Almost anyone can learn to fly. Age is not a barrier as long as the candidate can obtain a medical certificate. Physical ability is not a barrier and many people with all kinds of disabilities fly light aircraft.

How long does it take to train to be a pilot?

It depends on how many flight hours and flight training you can do each week. It’s possible to complete the syllabus and sit all the exams within a matter of weeks but most people spend on average several months on it. For others, it can take years to see the successful completion of the pilot training program.

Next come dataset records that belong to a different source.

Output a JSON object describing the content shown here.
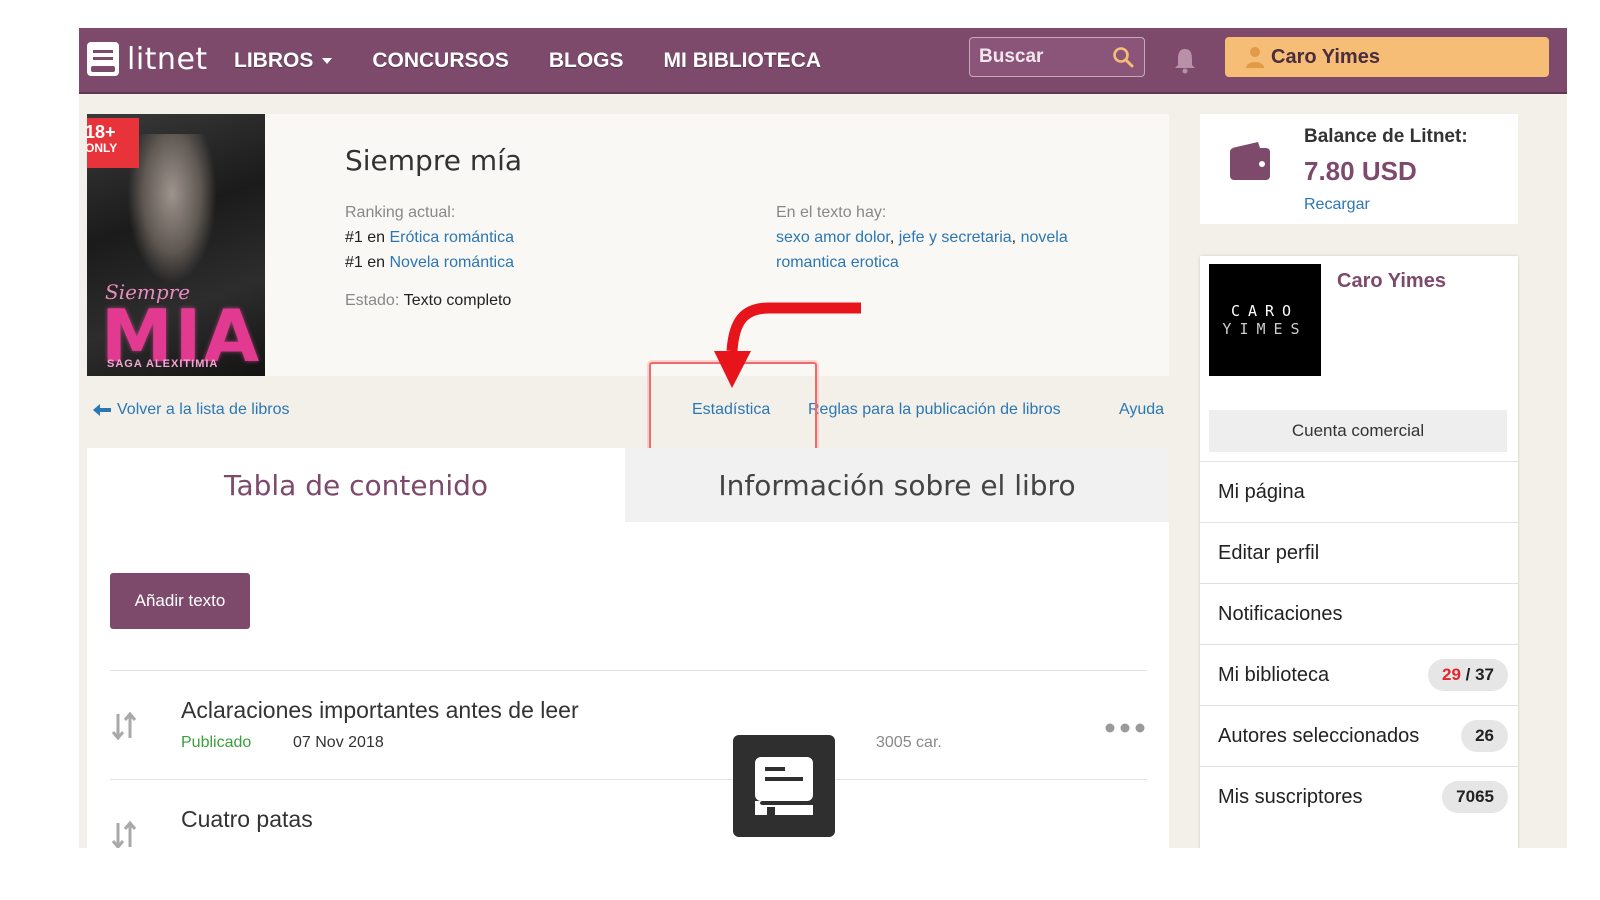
{
  "header": {
    "logo_text": "litnet",
    "nav": [
      {
        "label": "LIBROS"
      },
      {
        "label": "CONCURSOS"
      },
      {
        "label": "BLOGS"
      },
      {
        "label": "MI BIBLIOTECA"
      }
    ],
    "search_placeholder": "Buscar",
    "user_name": "Caro Yimes"
  },
  "book": {
    "cover": {
      "age_badge_top": "18+",
      "age_badge_bottom": "ONLY",
      "script_title": "Siempre",
      "big_title": "MIA",
      "saga": "SAGA ALEXITIMIA"
    },
    "title": "Siempre mía",
    "ranking_label": "Ranking actual:",
    "rank1_prefix": "#1 en ",
    "rank1_link": "Erótica romántica",
    "rank2_prefix": "#1 en ",
    "rank2_link": "Novela romántica",
    "tags_label": "En el texto hay:",
    "tags": [
      "sexo amor dolor",
      "jefe y secretaria",
      "novela romantica erotica"
    ],
    "state_label": "Estado:",
    "state_value": "Texto completo"
  },
  "subnav": {
    "back": "Volver a la lista de libros",
    "stats": "Estadística",
    "rules": "Reglas para la publicación de libros",
    "help": "Ayuda"
  },
  "tabs": {
    "toc": "Tabla de contenido",
    "info": "Información sobre el libro"
  },
  "content": {
    "add_button": "Añadir texto",
    "chapters": [
      {
        "title": "Aclaraciones importantes antes de leer",
        "status": "Publicado",
        "date": "07 Nov 2018",
        "chars": "3005 car."
      },
      {
        "title": "Cuatro patas"
      }
    ]
  },
  "sidebar": {
    "balance_label": "Balance de Litnet:",
    "balance_value": "7.80 USD",
    "recharge": "Recargar",
    "profile_name": "Caro Yimes",
    "avatar_line1": "CARO",
    "avatar_line2": "YIMES",
    "account_type": "Cuenta comercial",
    "menu": [
      {
        "label": "Mi página"
      },
      {
        "label": "Editar perfil"
      },
      {
        "label": "Notificaciones"
      },
      {
        "label": "Mi biblioteca",
        "count_red": "29",
        "count_sep": " / ",
        "count": "37"
      },
      {
        "label": "Autores seleccionados",
        "count": "26"
      },
      {
        "label": "Mis suscriptores",
        "count": "7065"
      }
    ]
  },
  "colors": {
    "brand": "#7d4a6c",
    "accent": "#f6bd76",
    "link": "#2b77b4",
    "published": "#3aa13a",
    "annotation": "#e8141b"
  },
  "icons": [
    "search-icon",
    "bell-icon",
    "user-icon",
    "arrow-left-icon",
    "sort-icon",
    "more-dots-icon",
    "wallet-icon",
    "book-icon"
  ]
}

How much does it cost to be a pilot?

The answer to this question and others on the flight training cost can be found in this post. I go into detail and point out some of the hidden costs.

Can I continue to become professional pilot?

What does a commercial pilot, an airline pilot, and a flight instructor all have commmon? The answer is that they were all at one time a rookie with an FAA student pilot certficate who had to attend flight school, study the ground school, pass the exams, and then build up flight hours.

So yes, an airline transport pilot license (ATPL) or any kind of job as a professional pilot starts on the nursery slopes of a flight school.

How can I study for the private pilots exams?

  1. Buy the good quality study materials
  2. Set aside time for regular, undisturbed study
  3. Attend ground school lessons provided by your flight school
  4. Make use of online ground school
  5. Ask questions in online groups and forums
  6. Take practice exams and note the ones you get wrong
  7. Ask your flight instructor to explain anything you don’t understand

What can I do with my certificate?

Gaining a certificate will benefit you in many ways. You will be able to hire light aircraft and fly in visual flight rules (VFR) almost anywhere. Some people have flown around the world within months of passing the knowledge test in each subject and the practical exam.

Without any prior flying experience, James Ketchell learned to fly a gyrocopter and soon after flew around the world in one.

Others have used it as a starting point for other pilot licenses. If you have ambitions to become a career pilot you would progress to a multi engine rating, an instrument rating, and build up the flight time required to become a commercial pilot.

Once suitably qualified they can search for pilot jobs with regional and major airlines. A few lucky ones may find a position with a major airline that sponsor some or all of their training toward a commercial pilot license.

Some embark on pilot training programs because they love flying and already work in the aviation industry, as flight engineers or in air traffic control for example.

And learning to fly can be of benefit in many areas, not just aviation. To gain flight experience is to change one’s perspective and broaden the mind.

Disclosure

This post is based on a script I wrote for YouTube video designed to inform anyone interested in pilot training about Rod Machado’s products. As such it contains affiliate links but having bought some of his products myself I can justify the endorsement.

If you do buy any of Rod Machado’s products through my affiliate links, I may earn a small commission but it makes no difference to the price you pay.

Who is Rod Machado?

Rod Machado is a certified flight instructor and author who has been teaching people how to fly for over 40 years. He is also a private pilot and has written numerous books on aviation.

In addition to his work as an instructor, Machado is also a successful author and speaker. Machado’s passion for flying is evident in everything he does, and he continues to inspire new generations of pilots.